C’est ainsi que quelques années plus tard je regardais satisfait, ma nouvelle ombre de jeune légionnaire à Madagascar. Voila, pour le moins, un curieux motif de s'engager à la Légion, un parmi tant d'autres, malheureusement tout n'est pas si simple et trop de motifs viennent s'accumuler pour faire le jour venu une véritable explosion d'un trop plein de médiocrité... 

Lors d’une faction, un jour de garde, je regardais cet ombre nouvelle qui m’accompagnait désormais, elle me racontait en silence et en noir et blanc ce qu'était devenu ma nouvelle vie. Je compris ce jour là, que mon ombre n’était qu’un prêt, elle appartenait au temps, parfois elle s’en allait un moment, ailleurs et nulle part, revenait, telle une femme infidèle puis s’éclipsait à nouveau. Compagne de vie dépendante et libre, sa présence était liée à celle de la lumière de l'astre du jour; le soir elle se construisait, en se dédoublant parfois, selon les fantaisies d'un éclairage artificiel ou lors de nos marches de nuit, quand le lampadaire naturelle de la terre illuminait un paysage construit d'ombres angoissantes.
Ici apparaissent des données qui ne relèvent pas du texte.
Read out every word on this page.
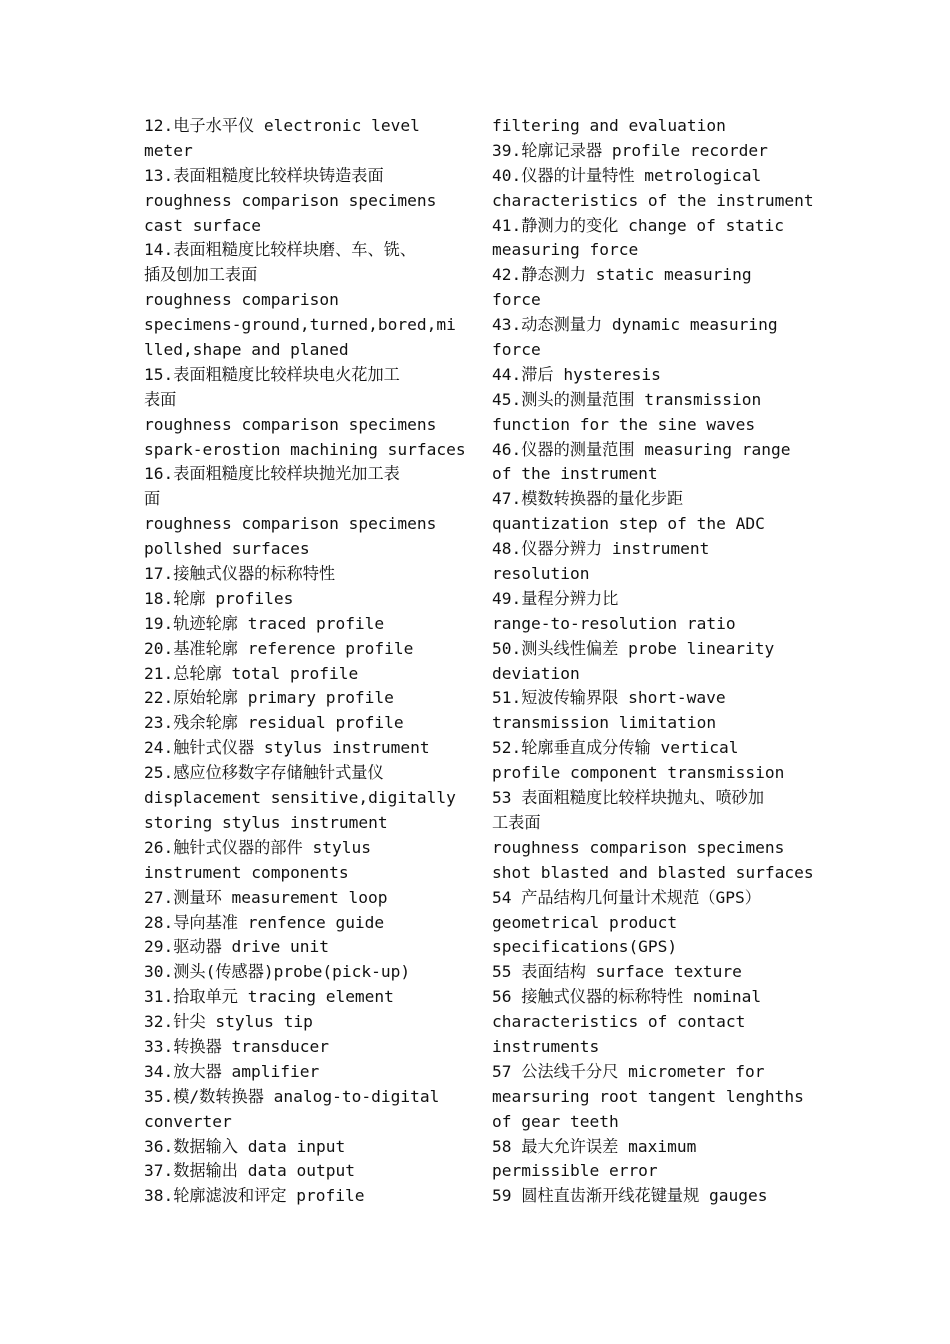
12.电子水平仪 electronic level
meter
13.表面粗糙度比较样块铸造表面
roughness comparison specimens
cast surface
14.表面粗糙度比较样块磨、车、铣、
插及刨加工表面
roughness comparison
specimens-ground,turned,bored,mi
lled,shape and planed
15.表面粗糙度比较样块电火花加工
表面
roughness comparison specimens
spark-erostion machining surfaces
16.表面粗糙度比较样块抛光加工表
面
roughness comparison specimens
pollshed surfaces
17.接触式仪器的标称特性
18.轮廓 profiles
19.轨迹轮廓 traced profile
20.基准轮廓 reference profile
21.总轮廓 total profile
22.原始轮廓 primary profile
23.残余轮廓 residual profile
24.触针式仪器 stylus instrument
25.感应位移数字存储触针式量仪
displacement sensitive,digitally
storing stylus instrument
26.触针式仪器的部件 stylus
instrument components
27.测量环 measurement loop
28.导向基准 renfence guide
29.驱动器 drive unit
30.测头(传感器)probe(pick-up)
31.拾取单元 tracing element
32.针尖 stylus tip
33.转换器 transducer
34.放大器 amplifier
35.模/数转换器 analog-to-digital
converter
36.数据输入 data input
37.数据输出 data output
38.轮廓滤波和评定 profile
filtering and evaluation
39.轮廓记录器 profile recorder
40.仪器的计量特性 metrological
characteristics of the instrument
41.静测力的变化 change of static
measuring force
42.静态测力 static measuring
force
43.动态测量力 dynamic measuring
force
44.滞后 hysteresis
45.测头的测量范围 transmission
function for the sine waves
46.仪器的测量范围 measuring range
of the instrument
47.模数转换器的量化步距
quantization step of the ADC
48.仪器分辨力 instrument
resolution
49.量程分辨力比
range-to-resolution ratio
50.测头线性偏差 probe linearity
deviation
51.短波传输界限 short-wave
transmission limitation
52.轮廓垂直成分传输 vertical
profile component transmission
53 表面粗糙度比较样块抛丸、喷砂加
工表面
roughness comparison specimens
shot blasted and blasted surfaces
54 产品结构几何量计术规范（GPS）
geometrical product
specifications(GPS)
55 表面结构 surface texture
56 接触式仪器的标称特性 nominal
characteristics of contact
instruments
57 公法线千分尺 micrometer for
mearsuring root tangent lenghths
of gear teeth
58 最大允许误差 maximum
permissible error
59 圆柱直齿渐开线花键量规 gauges
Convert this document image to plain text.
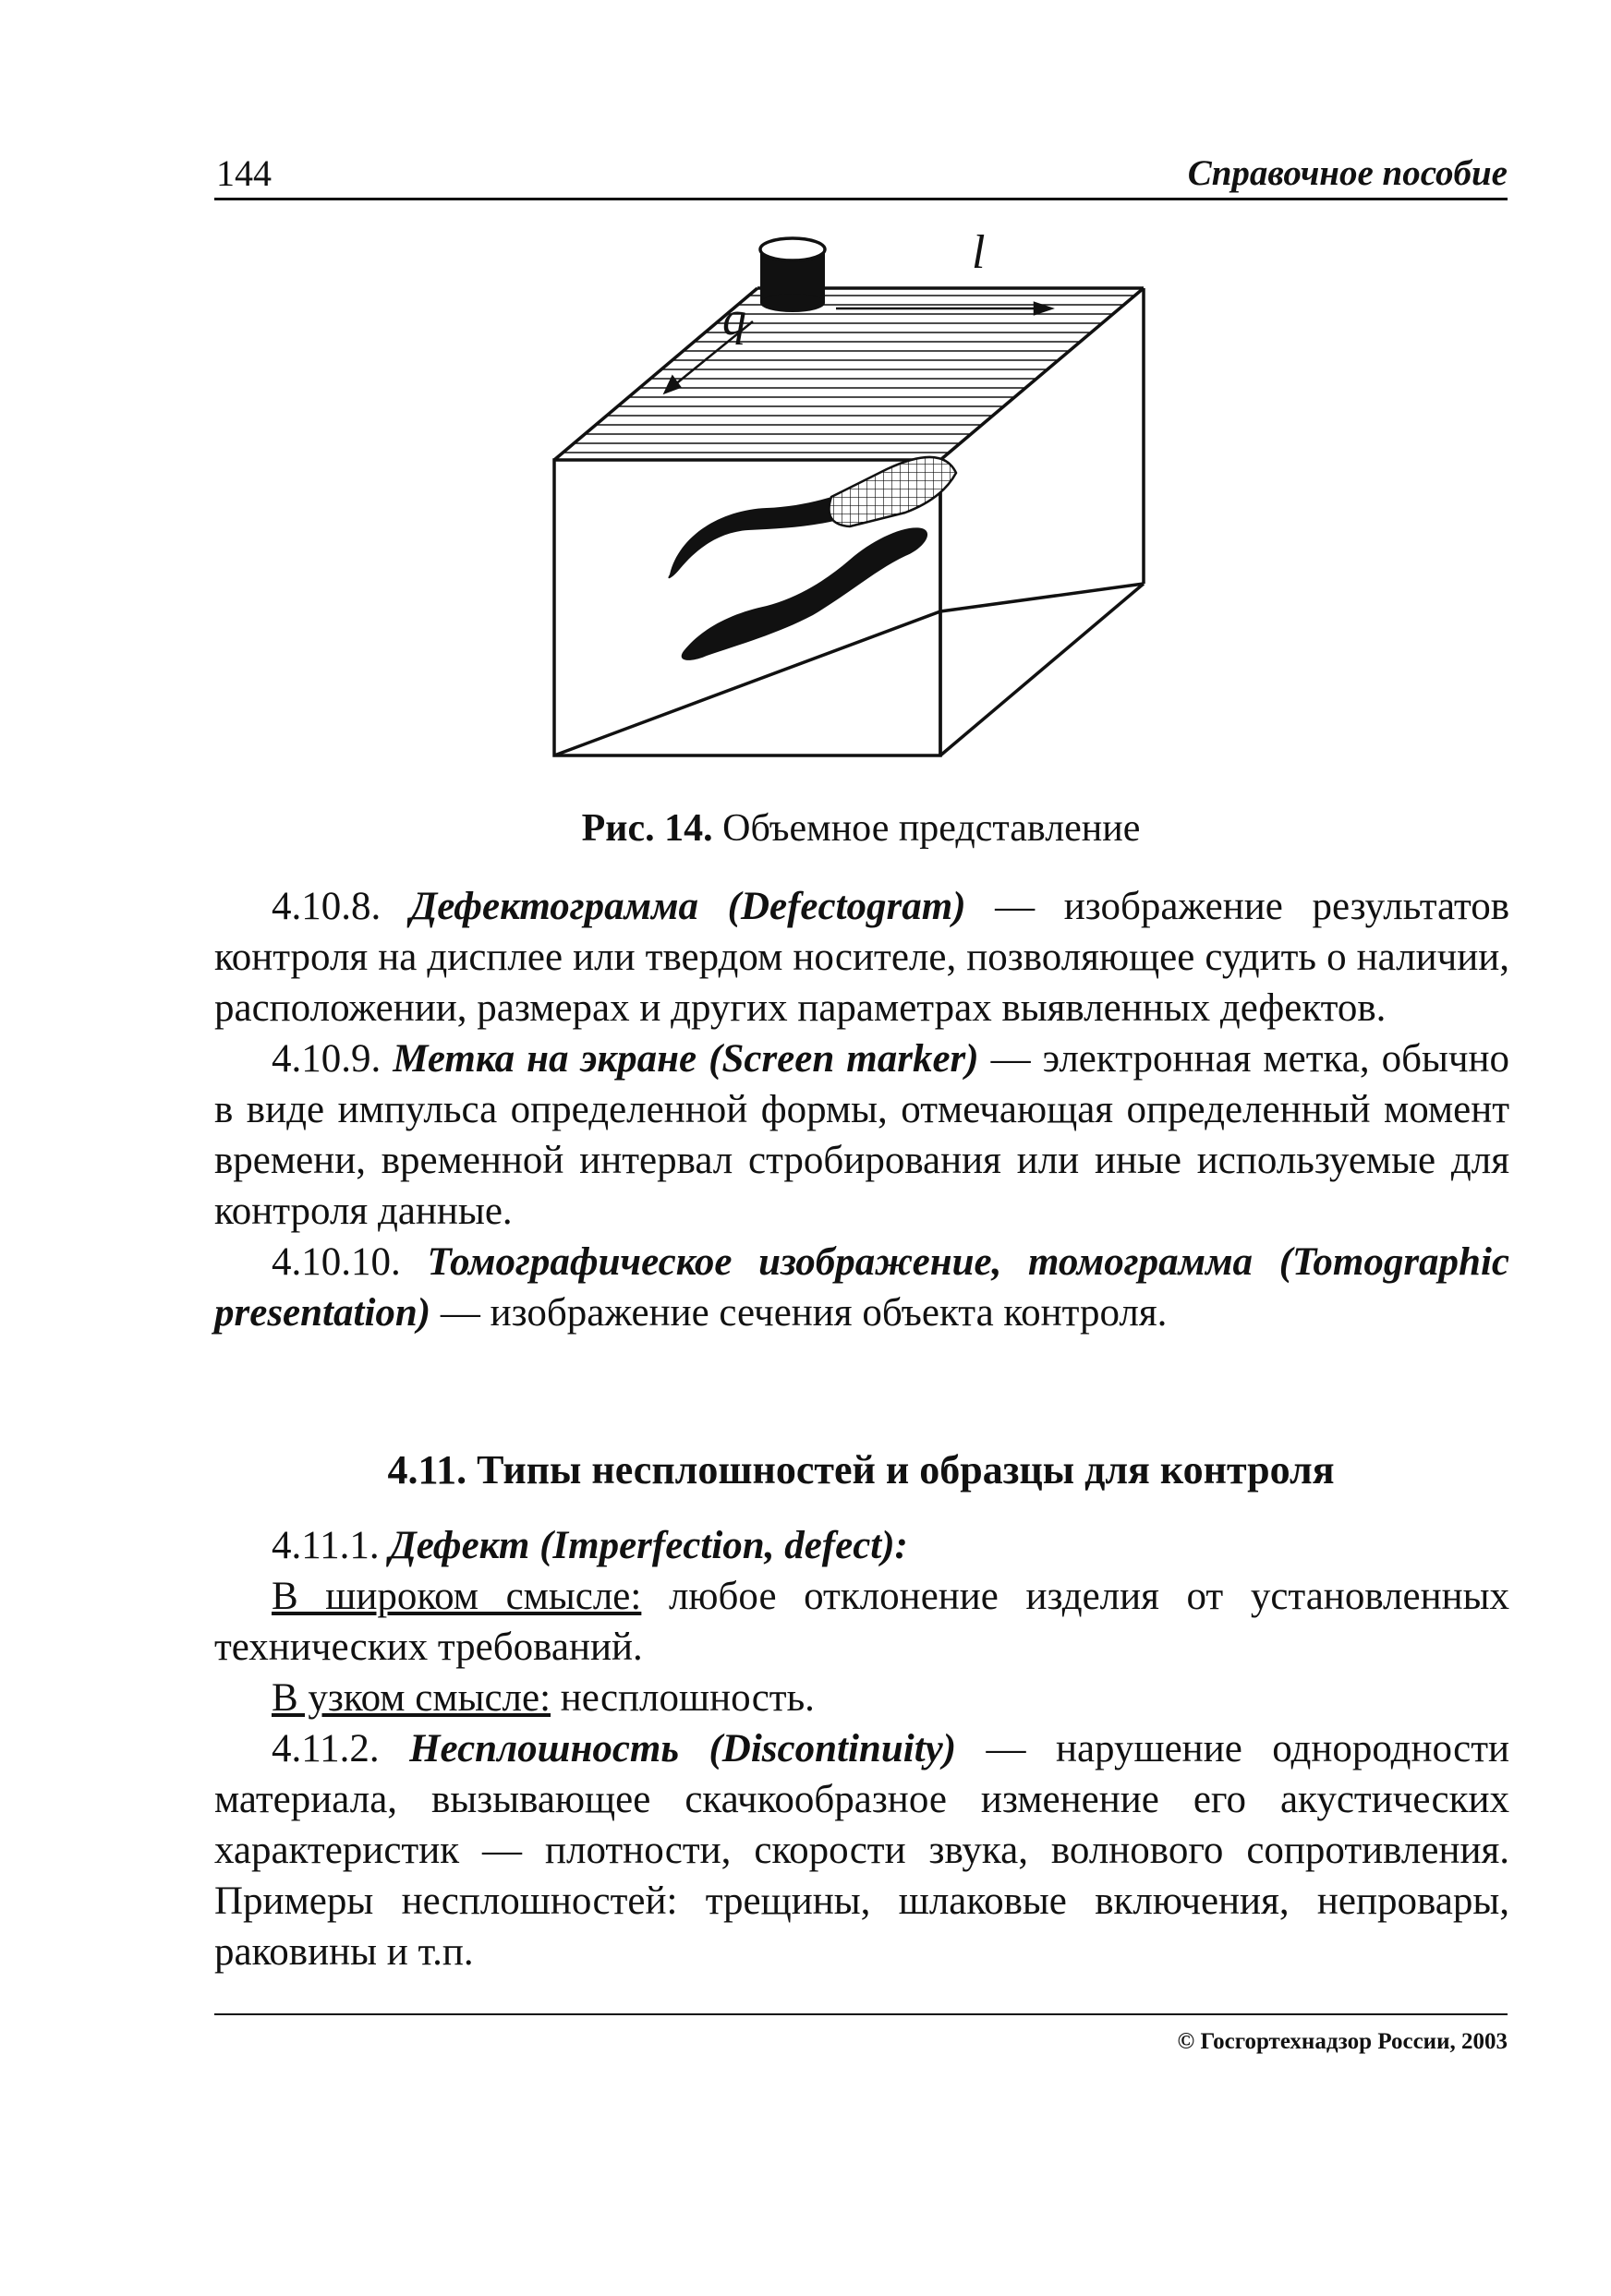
144	Справочное пособие
q
l
Рис. 14. Объемное представление

4.10.8. Дефектограмма (Defectogram) — изображение результатов контроля на дисплее или твердом носителе, позволяющее судить о наличии, расположении, размерах и других параметрах выявленных дефектов.

4.10.9. Метка на экране (Screen marker) — электронная метка, обычно в виде импульса определенной формы, отмечающая определенный момент времени, временной интервал стробирования или иные используемые для контроля данные.

4.10.10. Томографическое изображение, томограмма (Tomographic presentation) — изображение сечения объекта контроля.

4.11. Типы несплошностей и образцы для контроля

4.11.1. Дефект (Imperfection, defect):

В широком смысле: любое отклонение изделия от установленных технических требований.

В узком смысле: несплошность.

4.11.2. Несплошность (Discontinuity) — нарушение однородности материала, вызывающее скачкообразное изменение его акустических характеристик — плотности, скорости звука, волнового сопротивления. Примеры несплошностей: трещины, шлаковые включения, непровары, раковины и т.п.

© Госгортехнадзор России, 2003
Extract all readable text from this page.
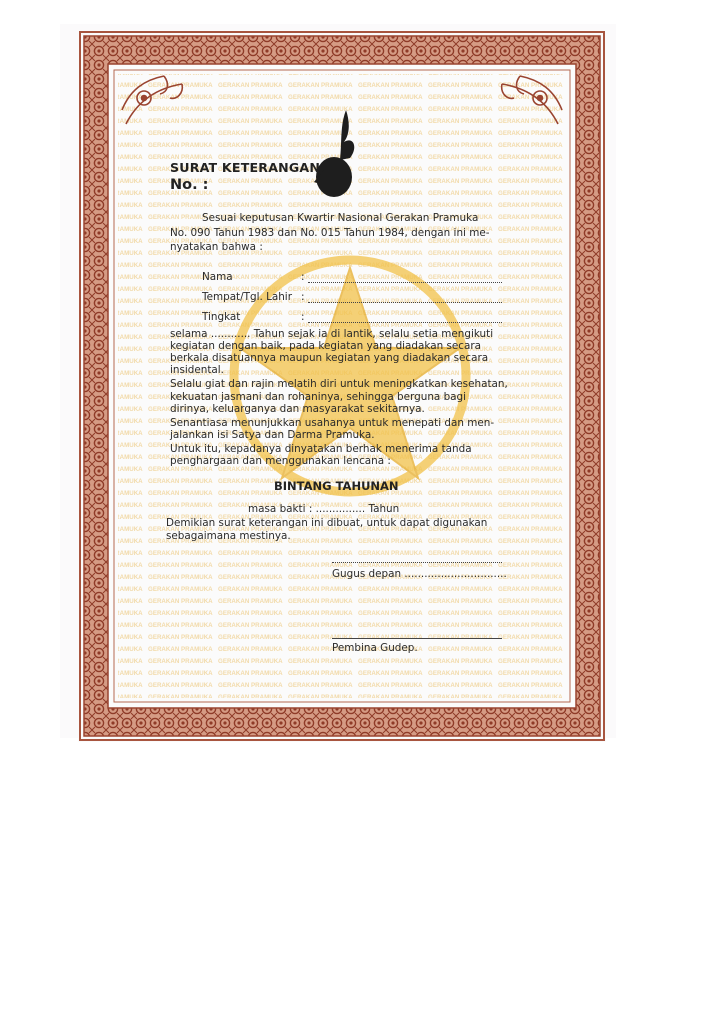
SURAT KETERANGAN
No. :
Sesuai keputusan Kwartir Nasional Gerakan Pramuka
No. 090 Tahun 1983 dan No. 015 Tahun 1984, dengan ini me-
nyatakan bahwa :
Nama	:
Tempat/Tgl. Lahir :
Tingkat	:
selama ............ Tahun sejak ia di lantik, selalu setia mengikuti
kegiatan dengan baik, pada kegiatan yang diadakan secara
berkala disatuannya maupun kegiatan yang diadakan secara
insidental.
Selalu giat dan rajin melatih diri untuk meningkatkan kesehatan,
kekuatan jasmani dan rohaninya, sehingga berguna bagi
dirinya, keluarganya dan masyarakat sekitarnya.
Senantiasa menunjukkan usahanya untuk menepati dan men-
jalankan isi Satya dan Darma Pramuka.
Untuk itu, kepadanya dinyatakan berhak menerima tanda
penghargaan dan menggunakan lencana :
BINTANG TAHUNAN
masa bakti : ............... Tahun
Demikian surat keterangan ini dibuat, untuk dapat digunakan
sebagaimana mestinya.
Gugus depan ...............................
Pembina Gudep.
Un groupe de légionnaires se déplaçait, je regardais le sol que piétinaient, d’un bruit sourd, leurs brodequins cloutés, leurs ombres s’alignaient au rythme de leurs pas cadences. J’expliquais au caporal qui venait me relever, pendant le chemin de notre retour au poste de police, qu’il avait lui aussi une ombre. Ses yeux s’écarquillaient à mourir de rire, il ne pouvait comprendre, je crois bien qu’à partir de ce moment là, il me classa définitivement parmi les illuminés à surveiller. J'avais instinctivement le sentiment animal et réconfortant de lui faire peur...

Louis, un bon camarade de vie arrivait à la fin de son séjour sur l’ile rouge après 30 mois de présence. Avant son départ il me dit: “Tu sais, je crois bien avoir compris ce que tu voulais dire concernant nos ombres. Je sais surtout, après réflexion, que désormais, je ne serai plus jamais complétement seul, j’aurais toujours mon ombre, seuls les morts n'en ont plus !

  Pour revenir à l’ombre, je pense que c'est un phénomène physique mais aussi l’origine de nombreux conflits psychiques.

Le point de départ est simple, la plupart des hommes ignorent leur ombre. Le plus souvent, elle est jetée dans des troubles somatiques, des obsessions, des fantasmes plus ou moins délirants."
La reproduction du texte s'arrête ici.